Going abroad for a medical procedure, you might want to reconsider
At the start of 2018, NHS officials requested that every hospital in the country cancel all non-urgent surgery until February at the very earliest. With many patients becoming furious and frustrated, they are turning to private medical care for a solution, but this does come with high costs as private medical care isn’t easily affordable. People who do not have health insurance are increasingly paying up to £14,880 for operations such as a hip or knee replacement or cataract removal.
The new figures from the Office for National Statistics show a 198%* rise in trips abroad from the UK for medical reasons between 2014 and 2016 from 48,190 to 143,996. Experts said lengthening waiting times for surgery - particularly hip, knee and cataract operations - and cutbacks to fertility treatment - were fuelling the rise. Trips abroad aren’t only due to reduced waiting times but also reduced costs.
In Turkey and Bulgaria, the cost of going private for knee surgery is between £3,000 and £5,000 but is upwards of around £11,000 in the UK. The temptation to travel abroad for the treatment is very high, especially If you are on an 18-week waiting list on the NHS!
But when it comes to going abroad for a medical procedure, just how much cover, if any, will you have?
The short answer is that you are unlikely to have any cover at all.
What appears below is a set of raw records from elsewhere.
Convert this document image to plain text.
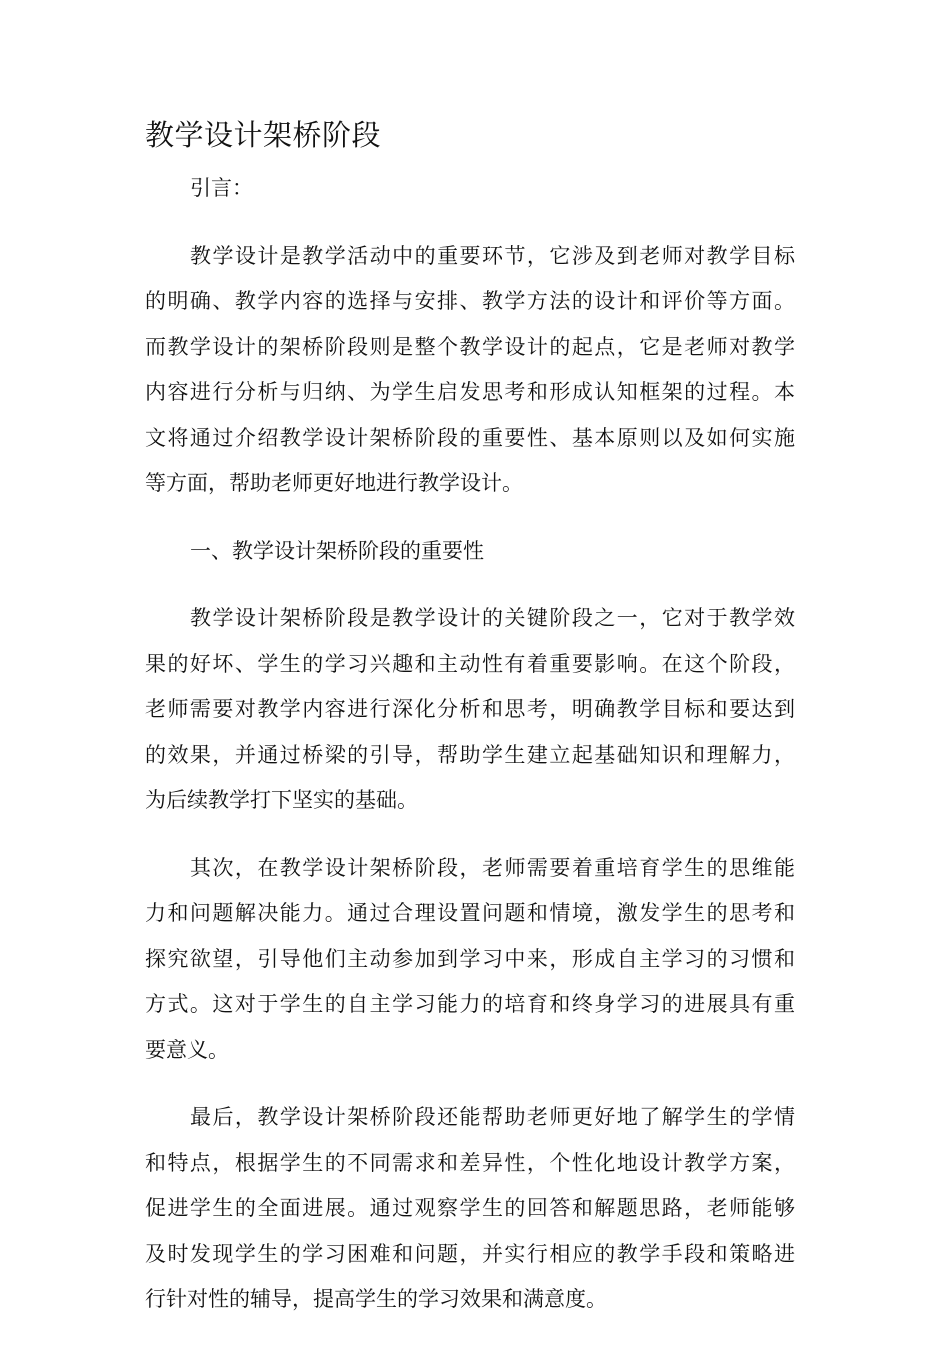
教学设计架桥阶段

引言：

教学设计是教学活动中的重要环节，它涉及到老师对教学目标
的明确、教学内容的选择与安排、教学方法的设计和评价等方面。
而教学设计的架桥阶段则是整个教学设计的起点，它是老师对教学
内容进行分析与归纳、为学生启发思考和形成认知框架的过程。本
文将通过介绍教学设计架桥阶段的重要性、基本原则以及如何实施
等方面，帮助老师更好地进行教学设计。

一、教学设计架桥阶段的重要性

教学设计架桥阶段是教学设计的关键阶段之一，它对于教学效
果的好坏、学生的学习兴趣和主动性有着重要影响。在这个阶段，
老师需要对教学内容进行深化分析和思考，明确教学目标和要达到
的效果，并通过桥梁的引导，帮助学生建立起基础知识和理解力，
为后续教学打下坚实的基础。

其次，在教学设计架桥阶段，老师需要着重培育学生的思维能
力和问题解决能力。通过合理设置问题和情境，激发学生的思考和
探究欲望，引导他们主动参加到学习中来，形成自主学习的习惯和
方式。这对于学生的自主学习能力的培育和终身学习的进展具有重
要意义。

最后，教学设计架桥阶段还能帮助老师更好地了解学生的学情
和特点，根据学生的不同需求和差异性，个性化地设计教学方案，
促进学生的全面进展。通过观察学生的回答和解题思路，老师能够
及时发现学生的学习困难和问题，并实行相应的教学手段和策略进
行针对性的辅导，提高学生的学习效果和满意度。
If you are planning on getting medical treatment abroad then you will not be able to claim against any travel insurance policy which you have purchased, if something should go wrong. Almost all travel insurance policies will not cover you for planned treatment abroad, so you will need to obtain specialist cover. Your European Health Insurance Card (EHIC) does not cover going abroad for medical treatment and is only intended for emergency treatment that you need whilst you are away.
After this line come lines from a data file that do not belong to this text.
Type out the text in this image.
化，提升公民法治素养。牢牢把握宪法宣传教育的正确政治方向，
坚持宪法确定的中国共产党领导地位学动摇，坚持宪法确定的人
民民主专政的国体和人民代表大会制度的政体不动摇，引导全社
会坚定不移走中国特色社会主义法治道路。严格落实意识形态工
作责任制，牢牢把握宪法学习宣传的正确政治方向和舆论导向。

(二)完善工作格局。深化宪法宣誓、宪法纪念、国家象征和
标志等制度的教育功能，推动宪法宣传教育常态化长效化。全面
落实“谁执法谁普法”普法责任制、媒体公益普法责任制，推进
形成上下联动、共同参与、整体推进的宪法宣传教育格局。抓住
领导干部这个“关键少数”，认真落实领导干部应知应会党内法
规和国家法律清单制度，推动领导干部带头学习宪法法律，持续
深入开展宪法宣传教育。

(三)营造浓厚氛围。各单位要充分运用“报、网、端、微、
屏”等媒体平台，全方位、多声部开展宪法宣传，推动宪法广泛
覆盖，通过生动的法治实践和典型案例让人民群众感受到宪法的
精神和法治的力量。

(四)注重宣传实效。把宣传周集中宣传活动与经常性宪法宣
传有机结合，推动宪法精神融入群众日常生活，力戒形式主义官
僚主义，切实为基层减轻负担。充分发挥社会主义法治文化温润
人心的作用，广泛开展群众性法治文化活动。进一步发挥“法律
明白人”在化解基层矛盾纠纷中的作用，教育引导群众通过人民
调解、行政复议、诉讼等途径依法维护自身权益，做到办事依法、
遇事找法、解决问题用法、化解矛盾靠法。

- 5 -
The NHS website states that: “If you're thinking about having medical treatment in another European country, it's important to understand how it works and the risks involved. However, you may be able to access NHS-funded healthcare in another European Economic Area (EEA) country or Switzerland if you fulfil certain eligibility criteria. There are two possible routes. The criteria vary depending on the access route.”
Essentially the advice is to go by the book and request that you are referred to a country’s medical service rather than seek your own medical treatment privately, unless you have health insurance that can provide full cover.